The survey applied medium-band SED sampling to reduce degeneracies in photometric redshift space, leveraging template libraries and priors used by EAZY and stellar population synthesis codes like Bruzual & Charlot and Maraston. PSF matching and deblending methods were adapted from workflows used in CANDELS and 3D-HST to combine HST and ground-based imaging; photometric error characterization followed practices established by SExtractor and simulation approaches used in HST legacy analyses. Studies using ZFOURGE employed Bayesian inference techniques similar to those in BEAGLE and Monte Carlo sampling applied in works associated with Le PHARE and CIGALE for deriving star-formation histories, dust attenuation laws, and stellar mass estimates.

Collaborations and Legacy

ZFOURGE was produced by collaborations among institutions and researchers affiliated with Carnegie Observatories, University of Texas at Austin, Max Planck Institute for Astronomy, Leiden Observatory, University of Copenhagen, and observational teams connected to Magellan. Its catalogs have been incorporated into multi-survey meta-analyses alongside datasets from CANDELS, 3D-HST, UltraVISTA, COSMOS, GOODS, and UKIDSS, and informed subsequent programs such as follow-up proposals with ALMA, JWST, and ground-based spectrographs including MOSFIRE and KMOS. The legacy includes widely used photometric catalogs, methodology papers cited by studies of galaxy evolution, and public data releases that have supported work by groups at Harvard-Smithsonian Center for Astrophysics, Max Planck Institute for Extraterrestrial Physics, University of California, Santa Cruz, and Leiden Observatory.

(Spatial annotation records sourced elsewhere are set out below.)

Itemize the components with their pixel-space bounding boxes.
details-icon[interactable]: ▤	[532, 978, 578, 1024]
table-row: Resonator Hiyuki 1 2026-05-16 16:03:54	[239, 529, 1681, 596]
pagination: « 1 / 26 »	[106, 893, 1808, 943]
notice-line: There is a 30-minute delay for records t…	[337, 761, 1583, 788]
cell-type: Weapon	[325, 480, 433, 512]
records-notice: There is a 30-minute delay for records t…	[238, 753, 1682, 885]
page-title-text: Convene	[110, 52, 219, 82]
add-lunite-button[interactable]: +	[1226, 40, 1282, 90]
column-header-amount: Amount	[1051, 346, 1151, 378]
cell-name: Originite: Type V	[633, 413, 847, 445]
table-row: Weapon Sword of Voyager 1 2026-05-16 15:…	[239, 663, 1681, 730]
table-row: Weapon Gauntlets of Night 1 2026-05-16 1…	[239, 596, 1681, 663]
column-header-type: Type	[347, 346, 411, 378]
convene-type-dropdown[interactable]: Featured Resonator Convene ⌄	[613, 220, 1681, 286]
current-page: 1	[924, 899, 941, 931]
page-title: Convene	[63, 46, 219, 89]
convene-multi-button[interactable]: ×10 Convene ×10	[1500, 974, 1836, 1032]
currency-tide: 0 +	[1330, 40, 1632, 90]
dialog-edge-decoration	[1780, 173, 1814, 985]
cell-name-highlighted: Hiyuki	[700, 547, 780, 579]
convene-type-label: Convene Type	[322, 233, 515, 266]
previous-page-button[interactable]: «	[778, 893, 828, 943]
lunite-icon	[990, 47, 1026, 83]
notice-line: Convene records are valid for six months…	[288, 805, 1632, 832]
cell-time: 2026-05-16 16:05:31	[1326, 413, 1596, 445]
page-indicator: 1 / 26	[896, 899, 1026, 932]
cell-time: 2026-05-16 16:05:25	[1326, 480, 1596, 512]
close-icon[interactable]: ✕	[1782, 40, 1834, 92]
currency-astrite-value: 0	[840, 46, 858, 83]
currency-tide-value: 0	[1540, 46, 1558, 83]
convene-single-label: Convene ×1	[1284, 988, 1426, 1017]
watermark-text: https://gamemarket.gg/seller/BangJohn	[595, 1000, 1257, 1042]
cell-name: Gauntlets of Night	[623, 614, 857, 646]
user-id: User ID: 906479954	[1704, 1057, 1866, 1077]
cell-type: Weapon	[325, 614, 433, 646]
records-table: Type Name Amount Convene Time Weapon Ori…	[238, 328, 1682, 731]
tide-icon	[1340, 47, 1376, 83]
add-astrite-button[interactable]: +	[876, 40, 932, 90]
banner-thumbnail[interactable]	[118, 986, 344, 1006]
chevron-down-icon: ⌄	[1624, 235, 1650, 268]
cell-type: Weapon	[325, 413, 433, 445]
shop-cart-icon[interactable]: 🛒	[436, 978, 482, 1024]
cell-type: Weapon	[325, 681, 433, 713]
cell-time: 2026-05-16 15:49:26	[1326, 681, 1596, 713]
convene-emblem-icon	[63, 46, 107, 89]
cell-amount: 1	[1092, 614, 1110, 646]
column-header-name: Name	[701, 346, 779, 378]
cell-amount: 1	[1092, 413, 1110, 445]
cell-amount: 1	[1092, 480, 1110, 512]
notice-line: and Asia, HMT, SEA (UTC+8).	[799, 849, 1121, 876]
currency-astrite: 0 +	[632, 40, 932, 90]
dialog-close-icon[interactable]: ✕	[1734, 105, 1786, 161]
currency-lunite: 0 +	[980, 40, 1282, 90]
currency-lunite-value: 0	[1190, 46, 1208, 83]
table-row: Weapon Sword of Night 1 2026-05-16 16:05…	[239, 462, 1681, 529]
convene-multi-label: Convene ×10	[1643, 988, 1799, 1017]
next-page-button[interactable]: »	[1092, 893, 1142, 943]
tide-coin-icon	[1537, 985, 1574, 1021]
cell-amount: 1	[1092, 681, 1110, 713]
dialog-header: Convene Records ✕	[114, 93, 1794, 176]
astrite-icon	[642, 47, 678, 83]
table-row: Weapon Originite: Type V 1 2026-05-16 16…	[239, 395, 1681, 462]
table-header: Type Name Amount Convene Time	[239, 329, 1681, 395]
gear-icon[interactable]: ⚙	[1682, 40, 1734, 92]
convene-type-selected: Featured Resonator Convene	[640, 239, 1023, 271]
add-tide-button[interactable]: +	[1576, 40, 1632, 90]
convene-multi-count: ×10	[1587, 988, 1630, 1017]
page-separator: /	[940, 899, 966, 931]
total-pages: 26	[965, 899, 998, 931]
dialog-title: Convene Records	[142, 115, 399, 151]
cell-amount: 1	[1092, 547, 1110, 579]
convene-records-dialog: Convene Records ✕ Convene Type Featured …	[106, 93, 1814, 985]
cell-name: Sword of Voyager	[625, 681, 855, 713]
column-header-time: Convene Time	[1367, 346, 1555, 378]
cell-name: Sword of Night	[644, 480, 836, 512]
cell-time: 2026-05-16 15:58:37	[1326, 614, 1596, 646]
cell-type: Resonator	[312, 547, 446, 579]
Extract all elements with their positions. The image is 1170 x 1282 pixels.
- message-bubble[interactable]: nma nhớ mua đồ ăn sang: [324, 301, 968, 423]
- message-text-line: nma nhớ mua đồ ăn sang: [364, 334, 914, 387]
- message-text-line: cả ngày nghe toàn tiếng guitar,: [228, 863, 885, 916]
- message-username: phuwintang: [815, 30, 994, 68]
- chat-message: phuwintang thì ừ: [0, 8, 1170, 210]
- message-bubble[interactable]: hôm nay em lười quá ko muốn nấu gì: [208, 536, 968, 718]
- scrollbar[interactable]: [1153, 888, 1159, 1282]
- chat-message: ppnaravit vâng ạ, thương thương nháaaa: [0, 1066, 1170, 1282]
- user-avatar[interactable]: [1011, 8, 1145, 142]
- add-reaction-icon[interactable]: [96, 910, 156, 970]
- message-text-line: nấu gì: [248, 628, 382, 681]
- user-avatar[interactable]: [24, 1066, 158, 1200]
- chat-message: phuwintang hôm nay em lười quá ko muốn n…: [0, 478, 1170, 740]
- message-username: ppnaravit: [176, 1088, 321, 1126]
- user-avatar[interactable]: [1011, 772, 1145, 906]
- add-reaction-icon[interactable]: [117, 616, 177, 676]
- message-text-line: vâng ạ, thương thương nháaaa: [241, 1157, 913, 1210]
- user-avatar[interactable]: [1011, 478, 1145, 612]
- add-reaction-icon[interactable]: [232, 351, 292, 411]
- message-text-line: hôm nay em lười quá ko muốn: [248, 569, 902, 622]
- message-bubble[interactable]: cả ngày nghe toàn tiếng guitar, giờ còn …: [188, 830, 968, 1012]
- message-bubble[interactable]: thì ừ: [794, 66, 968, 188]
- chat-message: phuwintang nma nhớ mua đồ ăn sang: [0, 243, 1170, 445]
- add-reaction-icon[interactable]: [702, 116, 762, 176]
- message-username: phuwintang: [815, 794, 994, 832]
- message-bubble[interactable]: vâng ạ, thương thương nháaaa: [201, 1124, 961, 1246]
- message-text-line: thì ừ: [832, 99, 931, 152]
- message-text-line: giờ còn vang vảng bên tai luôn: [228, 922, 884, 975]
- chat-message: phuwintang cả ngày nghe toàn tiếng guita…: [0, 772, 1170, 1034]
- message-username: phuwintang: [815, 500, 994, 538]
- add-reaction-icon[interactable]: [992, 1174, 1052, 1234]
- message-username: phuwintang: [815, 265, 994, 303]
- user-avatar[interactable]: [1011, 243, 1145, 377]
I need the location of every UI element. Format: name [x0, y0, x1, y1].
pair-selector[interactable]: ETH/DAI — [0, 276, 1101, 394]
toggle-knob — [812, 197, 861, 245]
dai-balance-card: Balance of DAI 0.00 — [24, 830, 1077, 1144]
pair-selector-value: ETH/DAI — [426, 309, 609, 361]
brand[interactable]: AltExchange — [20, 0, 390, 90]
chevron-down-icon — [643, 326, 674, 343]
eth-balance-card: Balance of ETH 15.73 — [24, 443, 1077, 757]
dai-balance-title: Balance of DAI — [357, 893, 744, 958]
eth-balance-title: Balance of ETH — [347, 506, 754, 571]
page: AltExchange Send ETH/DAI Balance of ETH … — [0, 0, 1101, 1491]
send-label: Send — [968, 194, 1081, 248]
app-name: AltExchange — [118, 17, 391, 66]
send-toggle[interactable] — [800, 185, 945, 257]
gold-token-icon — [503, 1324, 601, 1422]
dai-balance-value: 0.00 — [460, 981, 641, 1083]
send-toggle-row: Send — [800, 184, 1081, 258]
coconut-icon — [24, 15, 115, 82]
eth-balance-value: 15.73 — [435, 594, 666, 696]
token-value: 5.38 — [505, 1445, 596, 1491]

Instrumentation and Field Coverage

The core instrument for ZFOURGE was FourStar on the Magellan Clay Telescope with medium-band filters J1, J2, J3 and broad Ks, complemented by imaging from HST WFC3/IR, HST ACS, Spitzer IRAC, and ground-based imaging from Subaru Telescope, VLT, and CFHT. Fields observed include overlap with major extragalactic survey regions like COSMOS field, GOODS-South, and UKIDSS UDS, enabling synergies with spectroscopic programs such as zCOSMOS, DEEP2, VVDS, and MOSDEF. The combination of instrument capabilities and strategic field selection provided medium-band depth over key legacy areas used by the extragalactic community.